I'd like to use some generator expressions as attributes for some expensive computation of data. If possible I would like to be able to do something like this:
class Test:
def __init__(self):
self.data = []
self.evens = (i for i in self.data if i % 2 == 0)
def __main__():
t = Test()
t.data = [1,2,3,4,5,6,7,8]
for item in t.evens:
print(item)
if __name__ == '__main__':
__main__()
I would liked to have seen this print out 2 4 6 8
but this gives no output. Have I made some sort of simple mistake here?

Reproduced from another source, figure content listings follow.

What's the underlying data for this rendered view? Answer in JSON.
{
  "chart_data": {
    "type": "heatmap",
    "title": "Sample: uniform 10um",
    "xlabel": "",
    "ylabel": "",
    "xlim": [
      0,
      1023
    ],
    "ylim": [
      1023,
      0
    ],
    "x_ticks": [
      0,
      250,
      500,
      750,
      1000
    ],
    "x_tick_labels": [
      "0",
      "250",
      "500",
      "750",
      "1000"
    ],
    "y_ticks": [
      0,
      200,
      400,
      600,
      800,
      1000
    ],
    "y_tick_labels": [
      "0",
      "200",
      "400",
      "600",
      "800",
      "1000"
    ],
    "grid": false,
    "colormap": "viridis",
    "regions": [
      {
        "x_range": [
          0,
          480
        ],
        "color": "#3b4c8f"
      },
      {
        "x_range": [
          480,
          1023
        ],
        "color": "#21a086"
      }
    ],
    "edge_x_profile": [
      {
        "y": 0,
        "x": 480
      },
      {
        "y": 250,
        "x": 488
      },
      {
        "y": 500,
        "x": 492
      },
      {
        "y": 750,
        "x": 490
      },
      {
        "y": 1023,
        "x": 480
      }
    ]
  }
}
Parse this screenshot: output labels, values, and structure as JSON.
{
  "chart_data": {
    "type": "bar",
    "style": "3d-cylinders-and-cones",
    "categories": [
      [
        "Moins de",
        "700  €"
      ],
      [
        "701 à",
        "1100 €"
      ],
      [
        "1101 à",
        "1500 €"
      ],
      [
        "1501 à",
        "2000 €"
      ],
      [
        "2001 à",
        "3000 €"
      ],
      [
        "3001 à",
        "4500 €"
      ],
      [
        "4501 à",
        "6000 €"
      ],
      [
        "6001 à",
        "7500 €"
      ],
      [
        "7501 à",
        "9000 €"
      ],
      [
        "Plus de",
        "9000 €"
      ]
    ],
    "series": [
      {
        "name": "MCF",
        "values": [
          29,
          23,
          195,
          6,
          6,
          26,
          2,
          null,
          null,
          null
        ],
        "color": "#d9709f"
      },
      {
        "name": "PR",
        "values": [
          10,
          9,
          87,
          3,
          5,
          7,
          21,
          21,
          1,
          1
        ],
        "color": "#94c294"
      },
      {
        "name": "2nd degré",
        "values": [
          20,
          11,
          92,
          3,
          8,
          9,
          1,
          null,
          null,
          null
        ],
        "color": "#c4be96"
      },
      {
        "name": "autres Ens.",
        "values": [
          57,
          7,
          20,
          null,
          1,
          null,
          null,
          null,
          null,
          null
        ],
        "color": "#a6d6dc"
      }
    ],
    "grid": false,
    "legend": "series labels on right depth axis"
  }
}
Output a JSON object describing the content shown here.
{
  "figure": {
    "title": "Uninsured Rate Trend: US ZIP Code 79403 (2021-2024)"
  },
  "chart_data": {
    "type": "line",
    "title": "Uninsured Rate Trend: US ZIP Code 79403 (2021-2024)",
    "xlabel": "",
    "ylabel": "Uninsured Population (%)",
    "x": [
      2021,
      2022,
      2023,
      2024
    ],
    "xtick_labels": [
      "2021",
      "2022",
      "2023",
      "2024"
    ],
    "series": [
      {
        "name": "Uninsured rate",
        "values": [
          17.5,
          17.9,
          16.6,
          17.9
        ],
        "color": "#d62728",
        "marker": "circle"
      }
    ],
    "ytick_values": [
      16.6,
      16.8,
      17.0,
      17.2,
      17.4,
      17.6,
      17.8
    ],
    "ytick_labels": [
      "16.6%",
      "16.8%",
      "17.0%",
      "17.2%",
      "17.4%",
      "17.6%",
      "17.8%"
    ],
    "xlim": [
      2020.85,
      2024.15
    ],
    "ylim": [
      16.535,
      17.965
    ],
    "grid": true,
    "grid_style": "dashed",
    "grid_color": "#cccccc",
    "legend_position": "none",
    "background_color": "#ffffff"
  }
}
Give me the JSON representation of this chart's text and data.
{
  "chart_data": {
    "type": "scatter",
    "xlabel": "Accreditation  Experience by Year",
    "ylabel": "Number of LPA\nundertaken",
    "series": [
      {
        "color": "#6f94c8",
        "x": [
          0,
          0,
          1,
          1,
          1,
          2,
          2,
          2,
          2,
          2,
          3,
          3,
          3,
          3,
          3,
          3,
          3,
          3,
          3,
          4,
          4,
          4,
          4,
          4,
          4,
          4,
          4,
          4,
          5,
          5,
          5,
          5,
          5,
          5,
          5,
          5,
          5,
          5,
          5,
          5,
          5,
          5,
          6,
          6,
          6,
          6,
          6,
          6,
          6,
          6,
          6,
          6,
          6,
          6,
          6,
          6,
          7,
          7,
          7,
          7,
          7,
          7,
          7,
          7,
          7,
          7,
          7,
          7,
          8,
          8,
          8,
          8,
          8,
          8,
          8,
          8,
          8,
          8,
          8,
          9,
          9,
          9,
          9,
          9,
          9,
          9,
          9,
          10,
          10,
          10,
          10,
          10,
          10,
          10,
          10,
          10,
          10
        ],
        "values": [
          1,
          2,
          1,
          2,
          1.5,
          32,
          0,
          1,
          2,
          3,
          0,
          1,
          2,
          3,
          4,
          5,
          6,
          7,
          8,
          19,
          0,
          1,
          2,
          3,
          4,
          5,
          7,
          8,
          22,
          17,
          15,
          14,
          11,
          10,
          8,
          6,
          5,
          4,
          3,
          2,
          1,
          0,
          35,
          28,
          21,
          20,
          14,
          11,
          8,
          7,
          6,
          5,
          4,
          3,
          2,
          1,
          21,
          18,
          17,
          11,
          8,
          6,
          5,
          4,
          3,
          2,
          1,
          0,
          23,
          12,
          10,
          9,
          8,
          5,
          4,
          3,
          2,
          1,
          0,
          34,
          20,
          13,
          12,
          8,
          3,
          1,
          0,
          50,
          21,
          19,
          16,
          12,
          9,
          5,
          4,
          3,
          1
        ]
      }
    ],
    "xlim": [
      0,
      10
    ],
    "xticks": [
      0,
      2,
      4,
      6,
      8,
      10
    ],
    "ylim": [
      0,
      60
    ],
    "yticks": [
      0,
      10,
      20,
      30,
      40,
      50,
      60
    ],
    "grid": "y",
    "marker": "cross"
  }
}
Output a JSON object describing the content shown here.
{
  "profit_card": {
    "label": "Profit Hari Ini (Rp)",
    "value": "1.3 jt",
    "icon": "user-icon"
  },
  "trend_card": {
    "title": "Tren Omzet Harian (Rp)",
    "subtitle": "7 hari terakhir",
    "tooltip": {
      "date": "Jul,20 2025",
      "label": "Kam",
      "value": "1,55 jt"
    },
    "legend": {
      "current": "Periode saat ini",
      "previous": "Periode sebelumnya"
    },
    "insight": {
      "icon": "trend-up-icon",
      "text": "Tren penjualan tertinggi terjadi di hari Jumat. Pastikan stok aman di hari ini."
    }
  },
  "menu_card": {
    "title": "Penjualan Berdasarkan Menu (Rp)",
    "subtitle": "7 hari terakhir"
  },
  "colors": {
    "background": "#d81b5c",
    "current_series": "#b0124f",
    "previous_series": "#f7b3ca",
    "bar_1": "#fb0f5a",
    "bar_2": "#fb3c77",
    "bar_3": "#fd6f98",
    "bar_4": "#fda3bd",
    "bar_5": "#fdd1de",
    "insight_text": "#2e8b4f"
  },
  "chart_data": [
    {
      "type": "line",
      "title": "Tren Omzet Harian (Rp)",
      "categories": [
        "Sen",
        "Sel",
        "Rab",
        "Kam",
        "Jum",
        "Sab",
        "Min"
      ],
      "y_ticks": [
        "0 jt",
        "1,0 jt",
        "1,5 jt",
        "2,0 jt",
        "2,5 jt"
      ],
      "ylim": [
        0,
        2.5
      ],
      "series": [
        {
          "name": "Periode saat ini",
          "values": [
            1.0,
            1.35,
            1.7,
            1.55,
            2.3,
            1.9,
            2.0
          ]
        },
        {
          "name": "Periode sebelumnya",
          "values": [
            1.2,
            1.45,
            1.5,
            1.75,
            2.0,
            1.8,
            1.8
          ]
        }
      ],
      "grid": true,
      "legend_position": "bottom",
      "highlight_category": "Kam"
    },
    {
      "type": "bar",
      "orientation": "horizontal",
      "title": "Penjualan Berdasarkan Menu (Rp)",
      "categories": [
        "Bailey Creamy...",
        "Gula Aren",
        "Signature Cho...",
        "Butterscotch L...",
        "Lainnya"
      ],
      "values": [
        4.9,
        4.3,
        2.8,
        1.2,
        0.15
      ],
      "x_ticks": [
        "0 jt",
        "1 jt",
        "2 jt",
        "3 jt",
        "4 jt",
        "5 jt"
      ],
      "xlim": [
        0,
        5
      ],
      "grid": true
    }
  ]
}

Is what I am trying to do here possible or will I need to use yield
to do this?
While the other answers have correctly diagnosed the error (that your evens
generator is being initialized with the original empty data
list), I think the suggestion to set a value for data
still won't do what you want.
Currently you can only iterate over evens
once, and after you do it will have been consumed. What I think you want is for evens
to always be accessible as a generator of the even values of whatever the current data
value has. The way to do that is to make it a property
, with a function that returns the generator each time it is called:
class Test:
def __init__(self):
self.data = []
@property
def evens(self):
return (i for i in self.data if i % 2 == 0)
Usage:
>>> t = Test()
>>> t.data = [1, 2, 3, 4, 5, 6]
>>> list(t.evens)
[2, 4, 6]
>>> list(t.evens) # works more than once
[2, 4, 5]
>>> t.data = [10, 15, 20, 25, 30]
>>> list(t.evens)
[10, 20, 30]
If you needed a more complicated generator, you could use yield
in the function, rather than returning a generator object, but a generator expression works easily enough for getting even values.